Hong Kong fund managers’ lobby group urges municipal government to lift quarantine rules
Hong Kong’s continued adherence to Beijing’s strict COVID-19 containment policy has severely damaged the city’s financial sector.
Last week, a lobby group for Hong Kong fund managers called on new chief executive John Lee to lift entry quarantine rules for travelers and reopen Hong Kong to the rest of the world, restoring the status of the city as an international financial center.
“The longer we remain stuck in this restrictive mode, the more we reduce our relevance and competitiveness on the international stage,” Sally Wong, chief executive of the Hong Kong Investment Funds Association, said in an email to Bloomberg.
The Hong Kong Investment Funds Association (HKIFA) represents companies with over $52 trillion in assets under management.
Countries around the world have removed COVID-19 restrictions, including entry rules and mask or vaccine mandates. Yet Hong Kong still clings to Beijing’s COVID elimination strategy. Those arriving in Hong Kong are still required to quarantine in designated hotels for seven days.
In an interview with CNBC in early June, outgoing Hong Kong chief executive Carrie Lam acknowledged that travel restrictions had weakened the city‘s status as a financial hub.
Plan to restore the Financial Hub
In an attempt to restore the city’s financial situation, the Hong Kong Monetary Authority is inviting more than 100 of the world’s top bankers, fund managers and financial executives to a two-day summit in early November, according to a South China Morning Post. (SCMP ) report.
The in-person summit hosted by the Hong Kong Monetary Authority (HKMA), the city’s de facto central bank, is believed to be the city’s largest gathering of financial leaders since the COVID-19 pandemic began in 2020, with the aim of reversing the exodus of financial talent from the city and reclaiming its place in global finance.
HSBC, Standard Chartered, Citigroup, BlackRock and JPMorgan Chase are among the guests, according to the report, citing sources.
HKIFA CEO Sally Wong told Bloomberg that the city should have “working assumptions” given the planned summit and that officials should share plans “on how [and] when Hong Kong opens up to the rest of the world.
Wong told a local radio station on June 14 that she hoped the Hong Kong government would tackle the city’s massive exodus of talent. She said the strict COVID-19 policy and quarantine rules have caused huge inconvenience to the city’s financial workers and their families, leading its skilled employees to leave the city temporarily or permanently.
Business people inclined to leave
The 2022 Business Sentiment Survey Report (pdf) released on January 19 by the American Chamber of Commerce in Hong Kong, looks at a range of issues facing Hong Kong and addresses business sentiment from a personal perspective and business.
The report said the city’s main problems are travel measures that are out of step with international practices, anxiety over U.S.-China relations and ongoing challenges from the COVID pandemic.
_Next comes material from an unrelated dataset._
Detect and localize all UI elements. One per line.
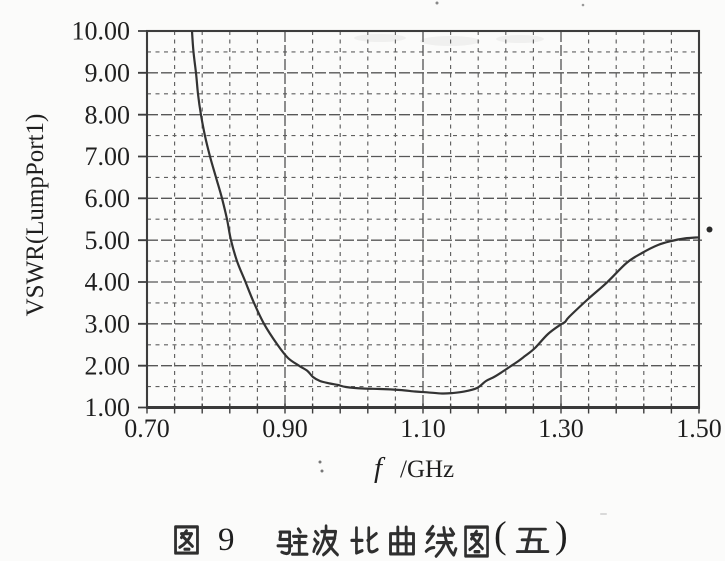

Asked about the city’s notorious travel restrictions, more than 40% of respondents said they were inclined to leave the city from a personal perspective, and more than 25% of businesses surveyed said they were inclined to leave, with Singapore to be the main destination.
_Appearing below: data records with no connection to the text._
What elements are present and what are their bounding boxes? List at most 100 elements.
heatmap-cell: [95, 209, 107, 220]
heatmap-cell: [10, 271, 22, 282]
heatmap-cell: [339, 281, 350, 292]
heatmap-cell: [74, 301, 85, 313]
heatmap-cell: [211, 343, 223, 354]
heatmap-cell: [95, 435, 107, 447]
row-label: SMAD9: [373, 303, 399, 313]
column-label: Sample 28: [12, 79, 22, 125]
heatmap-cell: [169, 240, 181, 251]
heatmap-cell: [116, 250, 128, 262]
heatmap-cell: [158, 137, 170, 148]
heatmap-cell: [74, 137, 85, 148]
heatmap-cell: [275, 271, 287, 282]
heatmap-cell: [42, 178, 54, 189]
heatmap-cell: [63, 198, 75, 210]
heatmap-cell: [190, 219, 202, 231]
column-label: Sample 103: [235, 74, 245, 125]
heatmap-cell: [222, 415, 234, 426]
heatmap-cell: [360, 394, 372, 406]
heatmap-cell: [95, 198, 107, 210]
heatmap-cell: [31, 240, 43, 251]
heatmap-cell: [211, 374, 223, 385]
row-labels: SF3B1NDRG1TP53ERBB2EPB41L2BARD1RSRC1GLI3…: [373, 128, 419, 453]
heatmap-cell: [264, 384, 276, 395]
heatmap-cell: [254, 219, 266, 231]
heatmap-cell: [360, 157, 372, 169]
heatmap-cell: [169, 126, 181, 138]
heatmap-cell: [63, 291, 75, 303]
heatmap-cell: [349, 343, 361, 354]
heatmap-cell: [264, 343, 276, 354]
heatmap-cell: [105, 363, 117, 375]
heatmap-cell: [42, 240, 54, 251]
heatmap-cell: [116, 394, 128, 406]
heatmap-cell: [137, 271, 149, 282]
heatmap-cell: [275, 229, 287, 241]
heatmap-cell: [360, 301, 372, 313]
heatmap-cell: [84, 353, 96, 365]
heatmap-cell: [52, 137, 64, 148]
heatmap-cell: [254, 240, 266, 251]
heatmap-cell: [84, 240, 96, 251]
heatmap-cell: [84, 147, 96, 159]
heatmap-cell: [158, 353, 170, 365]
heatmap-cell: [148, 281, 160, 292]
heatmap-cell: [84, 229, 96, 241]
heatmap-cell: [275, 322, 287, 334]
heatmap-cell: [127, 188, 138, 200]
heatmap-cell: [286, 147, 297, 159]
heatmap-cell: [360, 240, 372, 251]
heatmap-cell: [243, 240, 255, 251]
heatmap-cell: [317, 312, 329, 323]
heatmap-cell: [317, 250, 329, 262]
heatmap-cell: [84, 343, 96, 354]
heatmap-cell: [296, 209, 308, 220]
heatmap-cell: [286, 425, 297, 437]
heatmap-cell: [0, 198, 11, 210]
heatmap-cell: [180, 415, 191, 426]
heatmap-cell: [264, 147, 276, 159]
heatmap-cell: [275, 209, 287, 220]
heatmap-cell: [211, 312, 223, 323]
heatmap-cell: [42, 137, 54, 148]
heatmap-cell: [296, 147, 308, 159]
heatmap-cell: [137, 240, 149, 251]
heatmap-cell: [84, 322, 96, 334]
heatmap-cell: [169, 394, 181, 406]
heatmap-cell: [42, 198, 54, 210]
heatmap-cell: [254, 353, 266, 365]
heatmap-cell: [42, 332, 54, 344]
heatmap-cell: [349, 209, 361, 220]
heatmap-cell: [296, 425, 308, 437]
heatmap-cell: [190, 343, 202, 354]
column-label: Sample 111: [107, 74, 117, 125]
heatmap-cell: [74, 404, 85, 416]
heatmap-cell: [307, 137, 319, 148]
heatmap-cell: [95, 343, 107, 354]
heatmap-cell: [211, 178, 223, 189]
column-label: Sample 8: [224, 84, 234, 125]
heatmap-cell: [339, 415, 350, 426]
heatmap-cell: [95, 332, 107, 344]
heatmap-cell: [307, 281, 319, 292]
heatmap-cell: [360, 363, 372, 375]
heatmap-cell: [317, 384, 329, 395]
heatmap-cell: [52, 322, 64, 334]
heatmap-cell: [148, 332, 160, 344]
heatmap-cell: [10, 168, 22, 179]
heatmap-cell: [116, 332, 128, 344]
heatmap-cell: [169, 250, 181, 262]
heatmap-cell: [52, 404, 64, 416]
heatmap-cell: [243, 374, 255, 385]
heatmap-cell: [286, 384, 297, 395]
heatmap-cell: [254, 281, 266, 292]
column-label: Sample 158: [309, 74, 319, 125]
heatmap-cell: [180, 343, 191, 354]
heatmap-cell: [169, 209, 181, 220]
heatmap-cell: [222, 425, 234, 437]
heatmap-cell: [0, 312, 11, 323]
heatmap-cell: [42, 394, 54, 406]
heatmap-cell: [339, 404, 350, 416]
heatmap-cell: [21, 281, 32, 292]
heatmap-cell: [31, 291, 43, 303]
According to the report, companies are delaying new investments and struggling to recruit executive talent in Hong Kong due to strict quarantine rules and travel restrictions.
Additionally, foreign businesses said they felt less welcome in the city, and nearly 60% of respondents believe the government is reckless and dismissive of their concerns.
However, Lam has repeatedly said that the pandemic restrictions will not see much change in the rest of his term.
At Lam’s last press conference on June 14, she said changes to the current COVID-19 measures would be up to the next government, referring to new chief executive John Lee.
“If I, or we, were to relax the quarantine rules tomorrow, but in two weeks the new government decided that maybe it should go back to stricter control, it would create a lot of confusion and uncertainty. for a lot of people,” Lam said, according to the Hong Kong Free Press.
On the same day, the city’s food and health secretary, Sophia Chen, announced that the current pandemic rules would remain in place until June 29, with further arrangements to be made by the new Chief John Lee, who will be sworn in July 1. .
Julia Ye contributed to this report.